- Joined
- Jun 27, 2017
- Professional Status
- Certified General Appraiser
- State
- California
“Why ‘Good Enough’ Is the Enemy of Professional Appraisal”
One thing I’ve learned after decades in appraisal is this:the best appraisers are not the fastest, and they are not the cheapest — they are the most consistent.
The ones who really stand out have rigid internal standards. They do not decide how carefully to measure based on the fee, the client, or how tired they are that day. They decide once — long ago — and then they simply execute.
That is exactly how I work.
My measurements are always taken in engineering units to 1/100 of a foot, using ANSI or equivalent standards. When possible, BOMA. When BOMA isn’t feasible — and in many large office buildings it isn’t — I still measure as rigorously as access allows.
I never “drop precision” because the job is small.
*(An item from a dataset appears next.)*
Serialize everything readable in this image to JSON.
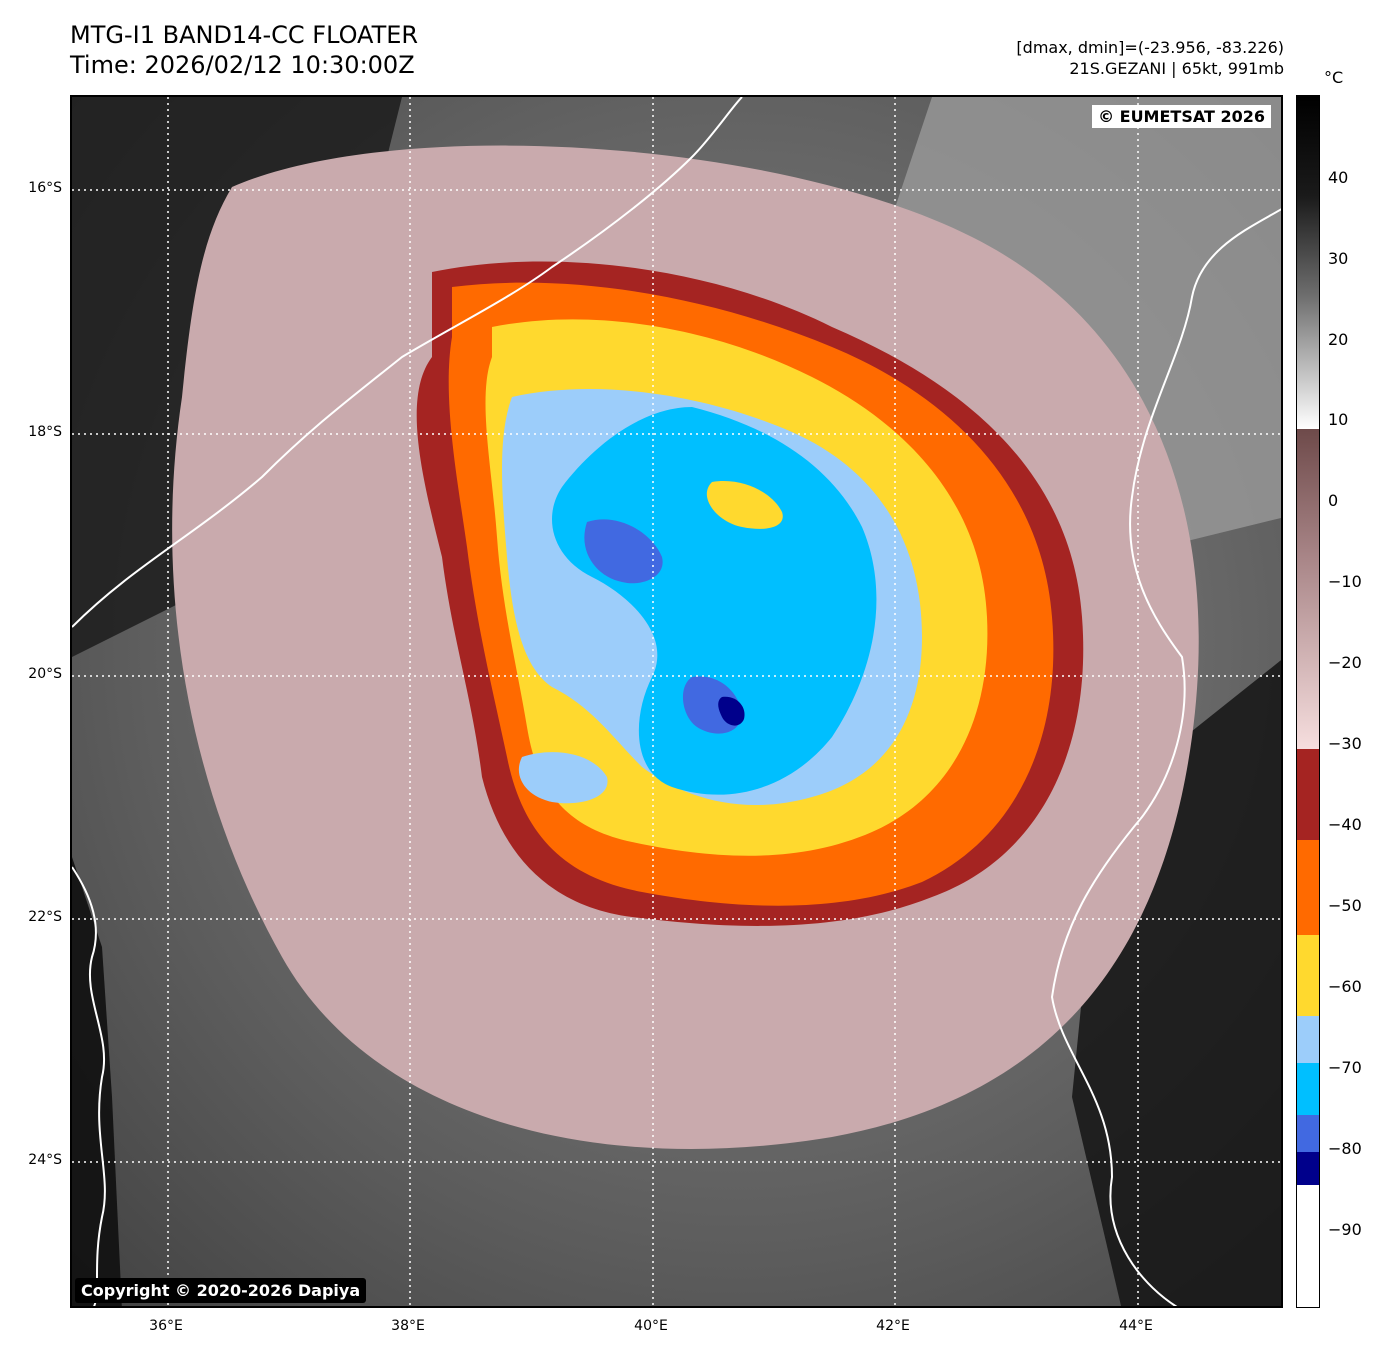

I never say “this one doesn’t need it.”
Why? Because the moment you allow yourself to switch modes, you lose discipline.
Here is what many appraisers do instead:
They treat measurement like a cost to be minimized.
So they round.
They eyeball.
They use fractions when decimals are faster.
They accept floor plans that don’t close.
They treat dimensional conflicts as nuisances instead of warnings.
That is not efficiency — that is drift.
Let me be blunt:
there is almost no difference in effort between writing 12′-3″ and writing 12.25′.
There is almost no time difference between setting your laser to 0.1 ft and 0.01 ft.
There is absolutely no excuse for creating floor plans that don’t reconcile.
But there is a massive difference in what you get back.
When you always measure to 1/100 ft and always build your floor plans to that precision, something remarkable happens:
the building starts talking to you.
Walls line up — or they don’t.
Rooms add up — or they don’t.
Shapes close — or they don’t.
And when they don’t, that is not a drafting problem.
That is the building telling you something about movement, racking, additions, poor framing, or settlement.
Low-precision methods hide those signals.
High-precision methods reveal them.
And here is the part people miss:
High standards feel slow only when you are bad at them.
Once you do it the right way every time, it becomes faster than sloppy work. You no longer have to think. You no longer have to remember which corners you cut. You no longer have to reconcile contradictions you created yourself.
Your system just works.
That is why I refuse to “scale down” my methods for low-fee jobs.
I don’t run a fast version of myself and a careful version of myself.
I run one version.
And it is always the best one.
I would be interested to hear from others who operate the same way —
who believe that real efficiency comes not from lowering standards, but from raising them so high that excellence becomes automatic.
I wonder if any others have the same attitude: Take the high road, always do the more accurate, athough more difficult, way until you become so proficient at it, it becomes easy under the adage "Practice makes perfect."